Banks Show Interest, Not Action in Sustainability

Banks Show Interest, Not Action in Sustainability

Banks Show Interest, Not Action in Sustainability

April 14, 2022

Banks and Sustainability Efforts

US banks are showing greater interest in sustainability practices, but few are actually making tangible moves. In fact, according to a report by Mobiquity, 98% of banks surveyed say they are prioritizing sustainability as part of their business strategy, yet just 43% are planning for sustainable initiatives. This data is both stark and extremely contradictory, without being all that surprising. There is a lot of activity happening on the environmental front in the US — consumers are becoming much more interested in where their money is going and how it’s being used, and the government is upping its scrutiny on companies’ monitoring and reduction of emissions. However, sustainability is also an area that’s easy to talk about and harder to tackle. That’s likely because there is still a lack of guidance around how to properly track and offset your carbon footprint. It’s also not necessarily tied directly to revenue, and its business impacts aren’t always clear, which means it’s probably being “prioritized” without being prioritized.

For banks that don’t want to be at the crossroads of this data, there are a few things to consider. First, this is not simply about lending (or not lending) to certain kinds of customers — like those in oil and gas, for example. It’s much more than that; it’s about assessing your carbon footprint holistically and finding ways to offset it. To truly prioritize sustainability, a company (any company, including a bank) needs to consider its emissions across three classified scopes, which include direct and indirect emissions as well as emissions related to your entire value chain. While direct emissions, those related to your own operations, are generally straightforward to track, the picture becomes a bit more difficult when trying to assess your carbon impact outside of your own walls. And, given there isn’t a single, established framework for how to do all of this well, banking providers are largely left to develop their own approaches for sustainability internally. While not impossible — there are a few like Climate First Bank paving the way here — this can be quite a feat. The trick is to put sustainability at the heart of what you do, dedicate resources to it, and build a well-defined strategy around it. Only with that kind of commitment will you be able to achieve results and make a real impact.
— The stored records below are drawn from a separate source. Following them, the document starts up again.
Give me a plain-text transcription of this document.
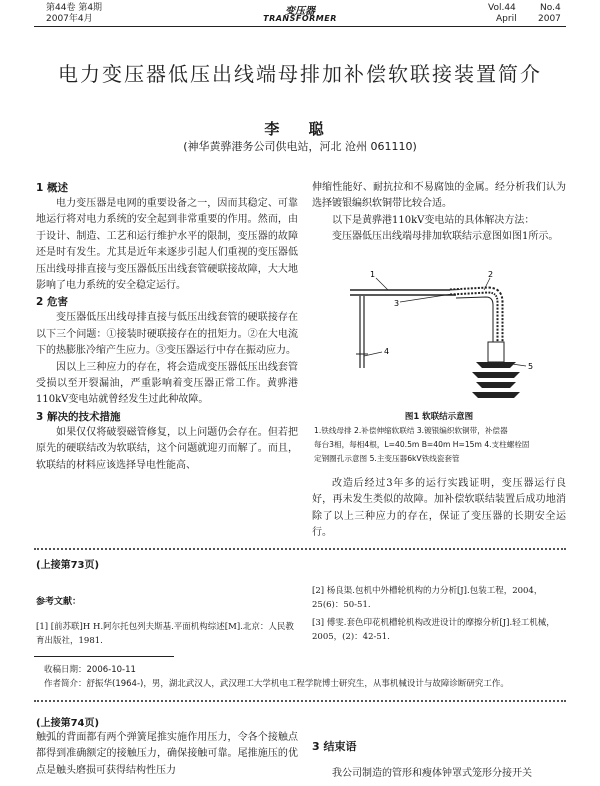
第44卷 第4期
2007年4月
变压器
TRANSFORMER
Vol.44	No.4
April 2007
电力变压器低压出线端母排加补偿软联接装置简介
李 聪
(神华黄骅港务公司供电站，河北 沧州 061110)
1 概述

电力变压器是电网的重要设备之一，因而其稳定、可靠地运行将对电力系统的安全起到非常重要的作用。然而，由于设计、制造、工艺和运行维护水平的限制，变压器的故障还是时有发生。尤其是近年来逐步引起人们重视的变压器低压出线母排直接与变压器低压出线套管硬联接故障，大大地影响了电力系统的安全稳定运行。

2 危害

变压器低压出线母排直接与低压出线套管的硬联接存在以下三个问题：①接装时硬联接存在的扭矩力。②在大电流下的热膨胀冷缩产生应力。③变压器运行中存在振动应力。

因以上三种应力的存在，将会造成变压器低压出线套管受损以至开裂漏油，严重影响着变压器正常工作。黄骅港110kV变电站就曾经发生过此种故障。

3 解决的技术措施

如果仅仅将破裂磁管修复，以上问题仍会存在。但若把原先的硬联结改为软联结，这个问题就迎刃而解了。而且，软联结的材料应该选择导电性能高、

伸缩性能好、耐抗拉和不易腐蚀的金属。经分析我们认为选择镀银编织软铜带比较合适。

以下是黄骅港110kV变电站的具体解决方法：

变压器低压出线端母排加软联结示意图如图1所示。

1	2
3
4
5
图1 软联结示意图
1.铁线母排 2.补偿伸缩软联结 3.镀银编织软铜带，补偿器
每台3相，每相4根，L=40.5m B=40m H=15m 4.支柱螺栓固
定钢圈孔示意图 5.主变压器6kV铁线瓷套管

改造后经过3年多的运行实践证明，变压器运行良好，再未发生类似的故障。加补偿软联结装置后成功地消除了以上三种应力的存在，保证了变压器的长期安全运行。

(上接第73页)
参考文献：
[1] [前苏联]H H.阿尔托包列夫斯基.平面机构综述[M].北京：人民教育出版社，1981.
[2] 杨良渠.包机中外槽轮机构的力分析[J].包装工程，2004，25(6)：50-51.
[3] 傅雯.套色印花机槽轮机构改进设计的摩擦分析[J].轻工机械，2005，(2)：42-51.
收稿日期：2006-10-11
作者简介：舒振华(1964-)，男，湖北武汉人，武汉理工大学机电工程学院博士研究生，从事机械设计与故障诊断研究工作。
(上接第74页)

触弧的背面都有两个弹簧尾推实施作用压力，令各个接触点都得到准确额定的接触压力，确保接触可靠。尾推施压的优点是触头磨损可获得结构性压力

3 结束语

我公司制造的管形和瘦体钟罩式笼形分接开关
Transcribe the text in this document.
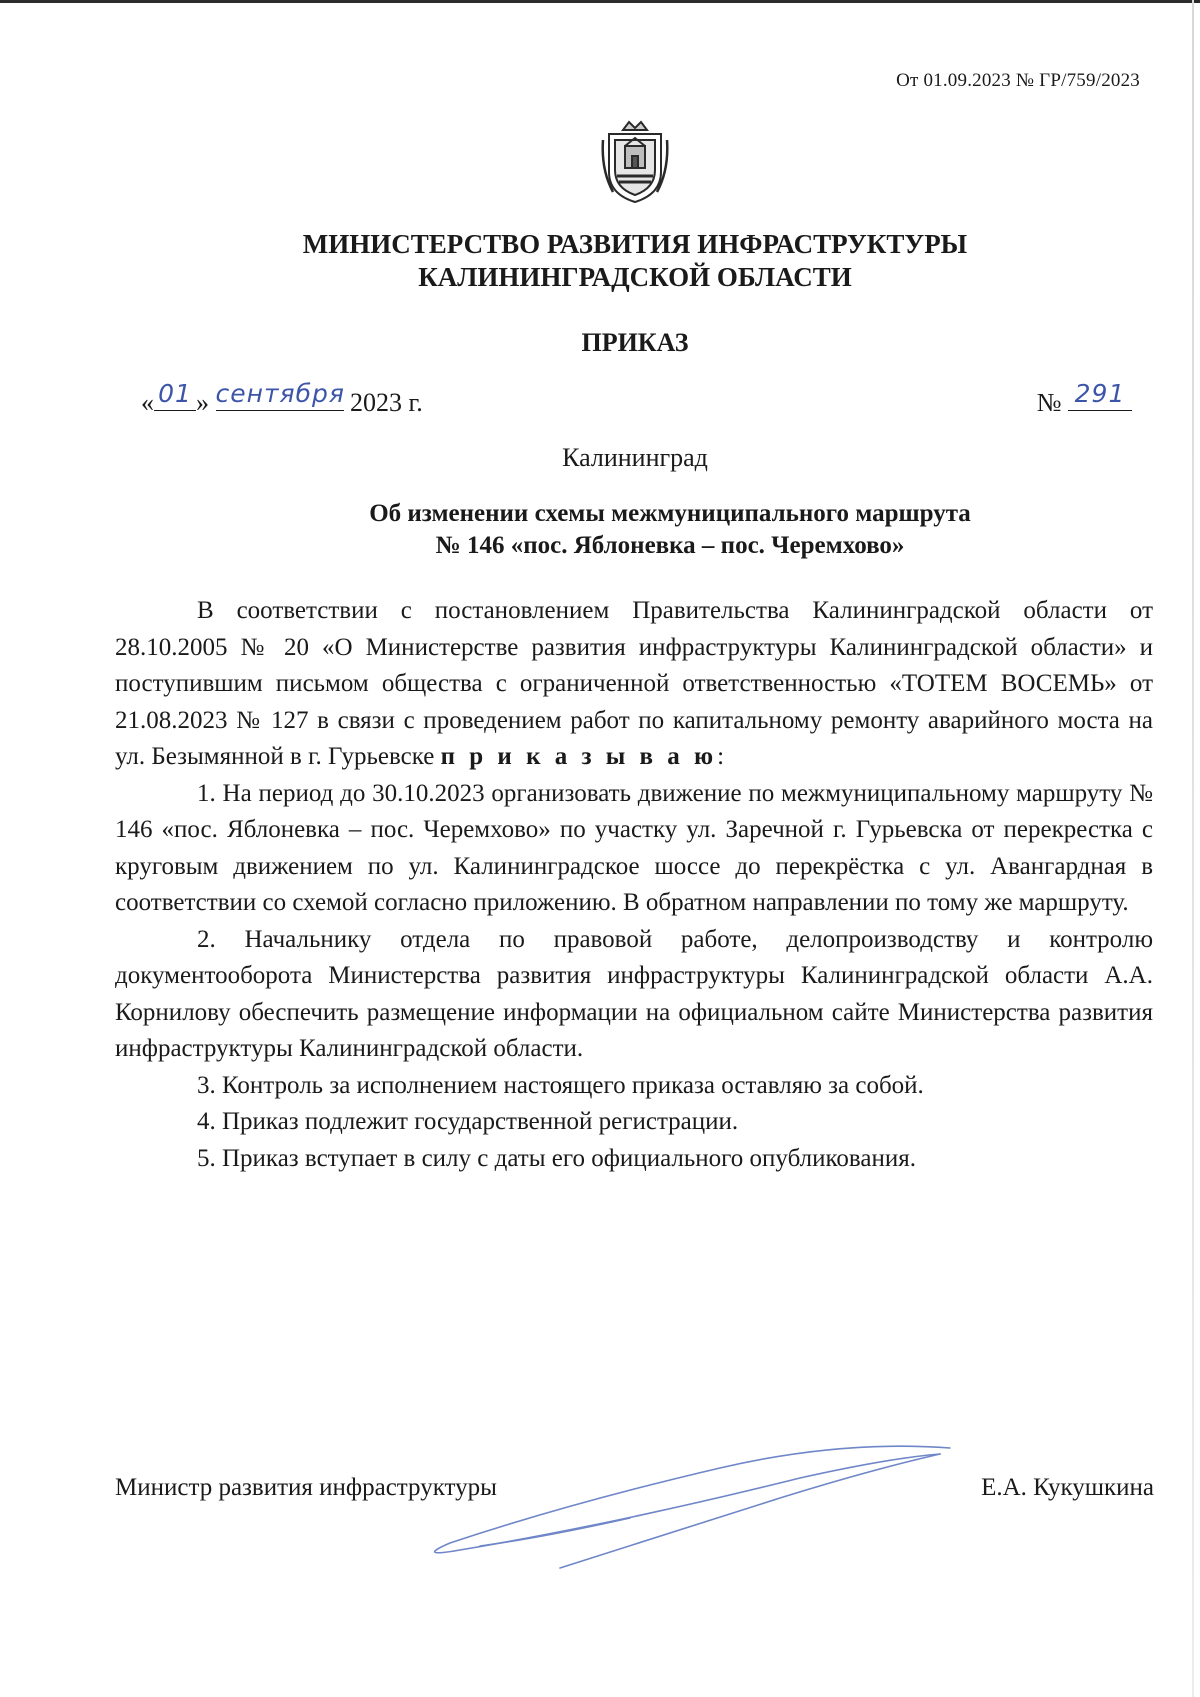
От 01.09.2023 № ГР/759/2023
МИНИСТЕРСТВО РАЗВИТИЯ ИНФРАСТРУКТУРЫ
КАЛИНИНГРАДСКОЙ ОБЛАСТИ
ПРИКАЗ
« 01 » сентября 2023 г.	№ 291
Калининград
Об изменении схемы межмуниципального маршрута
№ 146 «пос. Яблоневка – пос. Черемхово»

В соответствии с постановлением Правительства Калининградской области от 28.10.2005 № 20 «О Министерстве развития инфраструктуры Калининградской области» и поступившим письмом общества с ограниченной ответственностью «ТОТЕМ ВОСЕМЬ» от 21.08.2023 № 127 в связи с проведением работ по капитальному ремонту аварийного моста на ул. Безымянной в г. Гурьевске п р и к а з ы в а ю:

1. На период до 30.10.2023 организовать движение по межмуниципальному маршруту № 146 «пос. Яблоневка – пос. Черемхово» по участку ул. Заречной г. Гурьевска от перекрестка с круговым движением по ул. Калининградское шоссе до перекрёстка с ул. Авангардная в соответствии со схемой согласно приложению. В обратном направлении по тому же маршруту.

2. Начальнику отдела по правовой работе, делопроизводству и контролю документооборота Министерства развития инфраструктуры Калининградской области А.А. Корнилову обеспечить размещение информации на официальном сайте Министерства развития инфраструктуры Калининградской области.

3. Контроль за исполнением настоящего приказа оставляю за собой.

4. Приказ подлежит государственной регистрации.

5. Приказ вступает в силу с даты его официального опубликования.

Министр развития инфраструктуры	Е.А. Кукушкина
Ultimately, it’s very likely that the lack of actual work being done on the sustainability front has to do with a perceived risk-reward balance that just doesn’t add up for a lot of executives. Sure, there is pressure to be responsible coming from various different arenas, but there is also a lot of pressure to make money. And those pressures may often appear to be competing with each other. Getting to “net zero” on carbon emissions takes time, money, and effort. That’s time, money, and effort that could be spent elsewhere. The problem is, this isn’t going away, and it’s not likely to be a “later on” problem for much longer. Companies across industries are starting to pay more attention to their environmental impact, in response to increased governmental and consumer demands. Banking will be no exception. So, it’s probably worth getting ready now. As is true in most circumstances, a good strategy should never be underestimated, and it almost always pays off.